Many worms attempt to decrease system security by modifying security-related application settings, turning off antivirus or anti-spyware protection. Some parasites drop even more dangerous security and privacy threats such as various backdoors or trojans. The remote attacker can use these pests to gain full unauthorized access to a compromised computer, steal user sensitive information or totally destroy the entire system and all user data.
A worm by itself is a great privacy risk. Lots of these parasites are designed specially to collect valuable user information like passwords, bank account details, credit card numbers or identity data and silently transfer it to the attacker. Some worms are made for criminal purposes. They are created to infect computers of corporate users and steal or disclose to public secret documents and other confidential information.
HOW TO REMOVE A WORM?
Worms work in the same manner as the regular computer viruses and therefore can be found and removed with the help of effective antivirus products like Symantec Norton AntiVirus, Kaspersky Anti-Virus, McAfee VirusScan, eTrust EZ Antivirus, Panda Titanium Antivirus, AVG Anti-Virus. Some advanced spyware removers, which are able to scan the system in a similar way antivirus software does and have extensive parasite signature databases can also detect and remove certain worms and related malicious components. Powerful anti-spyware solutions such as Microsoft AntiSpyware Beta
, Spyware Doctor
, Ad-Aware SE
or eTrust PestPatrol
are known for quite fair worm detection and removal capabilities.
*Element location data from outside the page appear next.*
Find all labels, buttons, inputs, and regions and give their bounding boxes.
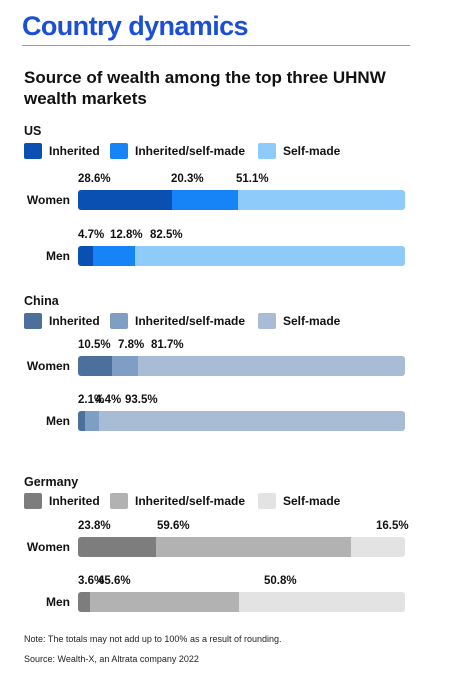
legend-label: Self-made: [283, 494, 341, 508]
bar-segment-inherited: [78, 190, 173, 210]
legend-label: Self-made: [283, 144, 341, 158]
bar-segment-inherited-self-made: [112, 356, 139, 376]
data-label: 82.5%: [150, 229, 183, 241]
legend-label: Inherited: [49, 314, 100, 328]
page-title: Country dynamics: [22, 11, 249, 41]
legend-label: Self-made: [283, 314, 341, 328]
bar-segment-inherited: [78, 592, 91, 612]
data-label: 3.6%: [78, 575, 105, 587]
data-label: 50.8%: [264, 575, 297, 587]
bar-segment-inherited: [78, 537, 157, 557]
bar-segment-inherited-self-made: [155, 537, 352, 557]
legend-swatch: [24, 143, 42, 159]
row-label-china-men: Men: [46, 414, 70, 428]
data-label: 2.1%: [78, 394, 105, 406]
country-label-us: US: [24, 124, 42, 138]
bar-segment-inherited: [78, 411, 86, 431]
chart-title: Source of wealth among the top three UHN…: [24, 68, 386, 108]
legend-swatch: [258, 143, 276, 159]
bar-segment-self-made: [137, 356, 405, 376]
country-label-china: China: [24, 294, 59, 308]
bar-segment-self-made: [350, 537, 405, 557]
bar-china-women: [78, 356, 405, 376]
legend-swatch: [258, 493, 276, 509]
row-label-germany-women: Women: [26, 540, 70, 554]
bar-us-men: [78, 246, 405, 266]
bar-germany-women: [78, 537, 405, 557]
legend-label: Inherited/self-made: [135, 494, 246, 508]
data-label: 81.7%: [151, 339, 184, 351]
bar-germany-men: [78, 592, 405, 612]
legend-swatch: [110, 143, 128, 159]
data-label: 16.5%: [376, 520, 409, 532]
bar-segment-self-made: [135, 246, 405, 266]
data-label: 20.3%: [171, 173, 204, 185]
data-label: 59.6%: [157, 520, 190, 532]
data-label: 10.5%: [78, 339, 111, 351]
row-label-china-women: Women: [26, 359, 70, 373]
data-label: 93.5%: [125, 394, 158, 406]
bar-segment-inherited-self-made: [84, 411, 100, 431]
legend-label: Inherited/self-made: [135, 144, 246, 158]
bar-segment-self-made: [238, 592, 405, 612]
bar-segment-inherited: [78, 246, 94, 266]
title-divider: [22, 45, 410, 46]
legend-swatch: [24, 313, 42, 329]
legend-swatch: [258, 313, 276, 329]
row-label-us-women: Women: [26, 193, 70, 207]
legend-swatch: [24, 493, 42, 509]
row-label-germany-men: Men: [46, 595, 70, 609]
legend-swatch: [110, 313, 128, 329]
data-label: 23.8%: [78, 520, 111, 532]
data-label: 28.6%: [78, 173, 111, 185]
legend-germany: Inherited Inherited/self-made Self-made: [24, 493, 424, 509]
bar-segment-inherited-self-made: [89, 592, 240, 612]
footnote-source: Source: Wealth-X, an Altrata company 202…: [24, 654, 199, 664]
data-label: 45.6%: [98, 575, 131, 587]
legend-china: Inherited Inherited/self-made Self-made: [24, 313, 424, 329]
bar-segment-self-made: [237, 190, 405, 210]
country-label-germany: Germany: [24, 475, 79, 489]
data-label: 7.8%: [118, 339, 145, 351]
data-label: 51.1%: [236, 173, 269, 185]
bar-segment-inherited-self-made: [93, 246, 136, 266]
legend-label: Inherited: [49, 144, 100, 158]
bar-us-women: [78, 190, 405, 210]
legend-label: Inherited/self-made: [135, 314, 246, 328]
footnote-note: Note: The totals may not add up to 100% …: [24, 634, 282, 644]
bar-segment-inherited-self-made: [171, 190, 239, 210]
legend-label: Inherited: [49, 494, 100, 508]
bar-segment-inherited: [78, 356, 113, 376]
data-label: 12.8%: [110, 229, 143, 241]
data-label: 4.7%: [78, 229, 105, 241]
legend-swatch: [110, 493, 128, 509]
row-label-us-men: Men: [46, 249, 70, 263]
bar-segment-self-made: [99, 411, 405, 431]
data-label: 4.4%: [95, 394, 122, 406]
bar-china-men: [78, 411, 405, 431]
legend-us: Inherited Inherited/self-made Self-made: [24, 143, 424, 159]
In some cases even an antivirus or spyware remover can fail to get rid of a particular worm. That is why there are Internet resources such as 2-Spyware.com, which provide manual malware removal instructions. These instructions allow the user to manually delete all the files, directories, registry entries and other objects that belong to a parasite. However, manual removal requires fair system knowledge and therefore can be a quite difficult and tedious task for novices.